Carrier contends that the wrecking crew performed all of the wrecking service to which they were entitled on the dates of December 3 through December 5, and that the work performed on December 20 was merely the picking up of scrap and salvage which is not wrecking service within the meaning of the Rule contended for by the Claimants.


Carrier objects to our consideration of the instances of prior similar disputes on this property evidenced by Exhibits "C" "C-1" "D". "D-1" and "D-2" attached to the Employes' rebuttal statement.


We uphold the Carrier's objection, and shall disregard these exhibits in our disposition of this dispute. While past practice in many instances is an aid to us in determining the effect of an agreement, the citation of the resolution of similar disputes cannot be given the same effect. The circumstances which attended the dispute and its resolution are not available to us, and the motives which led to the resolution of such dispute are unknown to us. We cannot consider such instances as determinative of anything other than the fact that they were settled on the property.
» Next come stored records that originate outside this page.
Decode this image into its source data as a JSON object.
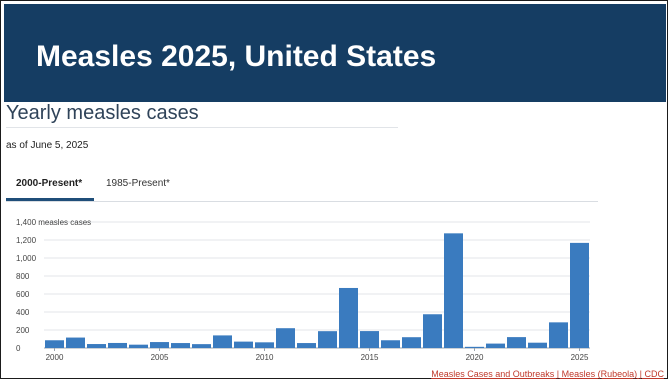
{
  "slide": {
    "title": "Measles 2025, United States",
    "header_color": "#153d63"
  },
  "section": {
    "title": "Yearly measles cases",
    "as_of": "as of June 5, 2025"
  },
  "tabs": [
    {
      "label": "2000-Present*",
      "active": true
    },
    {
      "label": "1985-Present*",
      "active": false
    }
  ],
  "footer": {
    "source_link": "Measles Cases and Outbreaks | Measles (Rubeola) | CDC"
  },
  "chart_data": {
    "type": "bar",
    "title": "",
    "xlabel": "",
    "ylabel": "measles cases",
    "ylim": [
      0,
      1400
    ],
    "yticks": [
      0,
      200,
      400,
      600,
      800,
      1000,
      1200,
      1400
    ],
    "ytick_labels": [
      "0",
      "200",
      "400",
      "600",
      "800",
      "1,000",
      "1,200",
      "1,400 measles cases"
    ],
    "x_tick_labels": [
      "2000",
      "2005",
      "2010",
      "2015",
      "2020",
      "2025"
    ],
    "grid": true,
    "bar_color": "#3a7bbf",
    "categories": [
      "2000",
      "2001",
      "2002",
      "2003",
      "2004",
      "2005",
      "2006",
      "2007",
      "2008",
      "2009",
      "2010",
      "2011",
      "2012",
      "2013",
      "2014",
      "2015",
      "2016",
      "2017",
      "2018",
      "2019",
      "2020",
      "2021",
      "2022",
      "2023",
      "2024",
      "2025"
    ],
    "values": [
      86,
      116,
      44,
      56,
      37,
      66,
      55,
      43,
      140,
      71,
      63,
      220,
      55,
      187,
      667,
      188,
      86,
      120,
      375,
      1274,
      13,
      49,
      121,
      59,
      285,
      1168
    ]
  }
}
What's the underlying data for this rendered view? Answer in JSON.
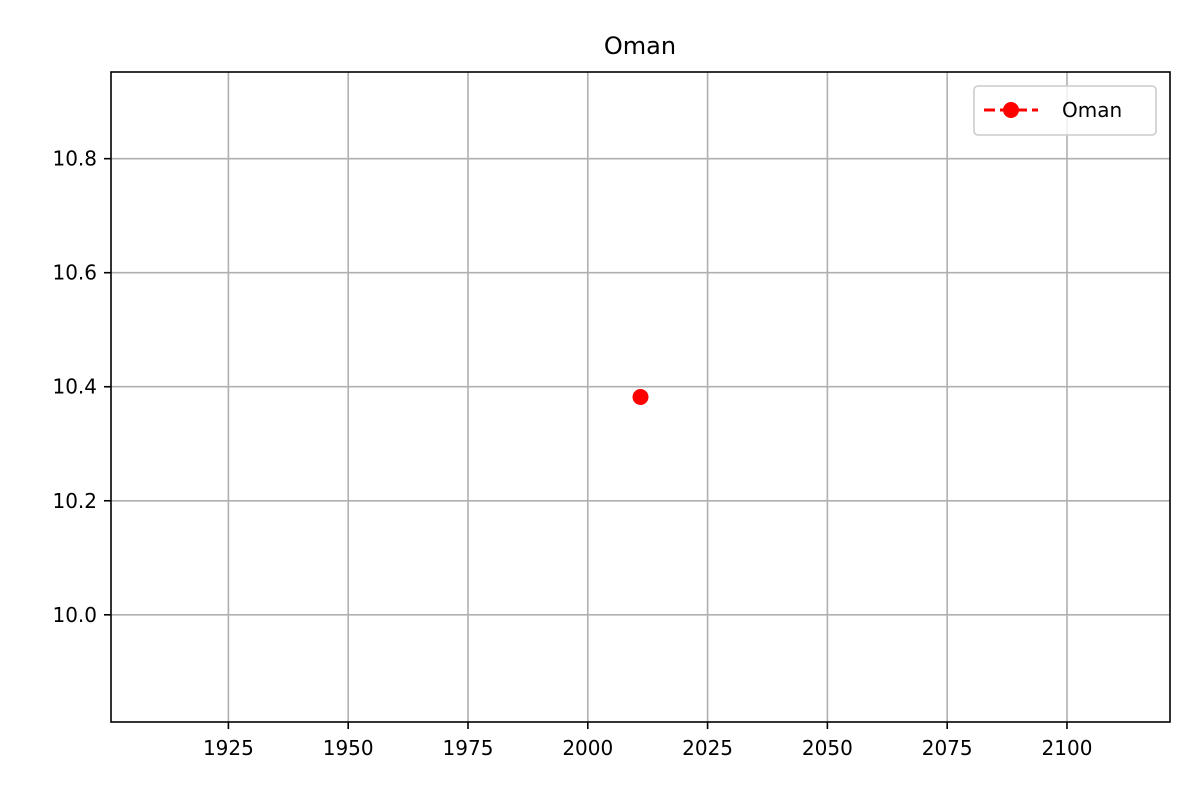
{
  "chart_data": {
    "type": "line",
    "title": "Oman",
    "xlabel": "",
    "ylabel": "",
    "xlim": [
      1900.5,
      2121.5
    ],
    "ylim": [
      9.812,
      10.952
    ],
    "x_ticks": [
      1925,
      1950,
      1975,
      2000,
      2025,
      2050,
      2075,
      2100
    ],
    "y_ticks": [
      10.0,
      10.2,
      10.4,
      10.6,
      10.8
    ],
    "x_tick_labels": [
      "1925",
      "1950",
      "1975",
      "2000",
      "2025",
      "2050",
      "2075",
      "2100"
    ],
    "y_tick_labels": [
      "10.0",
      "10.2",
      "10.4",
      "10.6",
      "10.8"
    ],
    "grid": true,
    "legend_position": "top-right",
    "series": [
      {
        "name": "Oman",
        "color": "#ff0000",
        "line_style": "dashed",
        "marker": "circle",
        "x": [
          2011
        ],
        "y": [
          10.382
        ]
      }
    ]
  }
}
Returning to the merits of the instant dispute, the mere fact that the disputed work was performed some two weeks after the initial wrecking service does not of itself take it out of the classification of wrecking service. If it was the work of picking up scrap and debris in the maintenance of the right of way following the wreck, then we would deny the claim.
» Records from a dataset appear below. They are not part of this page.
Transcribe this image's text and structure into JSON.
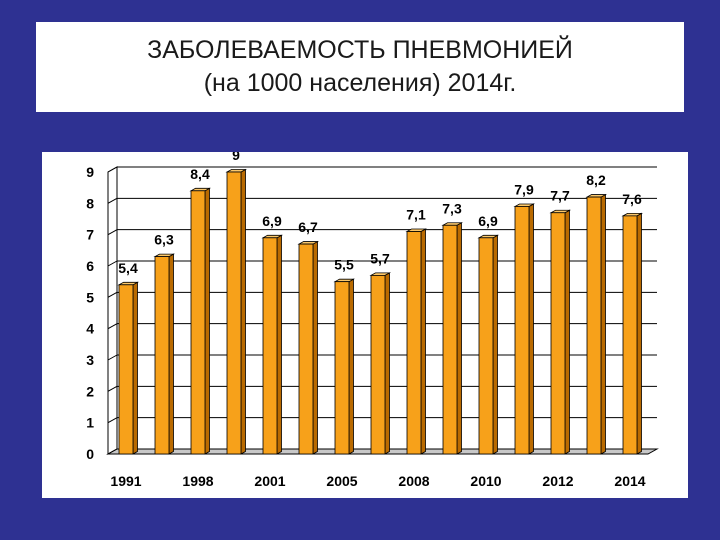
{
  "slide": {
    "title_line1": "ЗАБОЛЕВАЕМОСТЬ ПНЕВМОНИЕЙ",
    "title_line2": "(на 1000 населения) 2014г."
  },
  "colors": {
    "background": "#2e3192",
    "bar_front": "#f7a11a",
    "bar_side": "#b96a00",
    "bar_top": "#fcc86a"
  },
  "chart_data": {
    "type": "bar",
    "title": "",
    "xlabel": "",
    "ylabel": "",
    "ylim": [
      0,
      9
    ],
    "yticks": [
      0,
      1,
      2,
      3,
      4,
      5,
      6,
      7,
      8,
      9
    ],
    "grid": true,
    "legend": "none",
    "values": [
      5.4,
      6.3,
      8.4,
      9,
      6.9,
      6.7,
      5.5,
      5.7,
      7.1,
      7.3,
      6.9,
      7.9,
      7.7,
      8.2,
      7.6
    ],
    "value_labels": [
      "5,4",
      "6,3",
      "8,4",
      "9",
      "6,9",
      "6,7",
      "5,5",
      "5,7",
      "7,1",
      "7,3",
      "6,9",
      "7,9",
      "7,7",
      "8,2",
      "7,6"
    ],
    "x_tick_labels": [
      "1991",
      "1998",
      "2001",
      "2005",
      "2008",
      "2010",
      "2012",
      "2014"
    ]
  }
}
But something more was involved here. The work performed on December 20 involved a judgment concerning parts which might or might not be salvageable, and the handling of those parts in accordance with that judgment by mechanics skilled in the carmen's craft. It is true that three carmen were on the scene, but that did not make it any less wrecking service than it was on the date that the wreck occurred. The wrecking crew was entitled to be called back to complete the wrecking service, and in calling other men and equipment to perform the work here involved, the Carrier violated the controlling agreement.


                  AWARD


    Claim 1: Sustained.


Claim 2: Sustained, except that the compensation shall be in accordance with Rule 22(c), less what the Claimants may have been paid for their regular tour of duty on December 20, 1960.


              NATIONAL RAILROAD ADJUSTMENT BOARD By Order of SECOND DIVISION


              ATTEST: Harry Passaman

              Executive Secretary


Dated at Chicago, Illinois, this 24th day of July, 1964.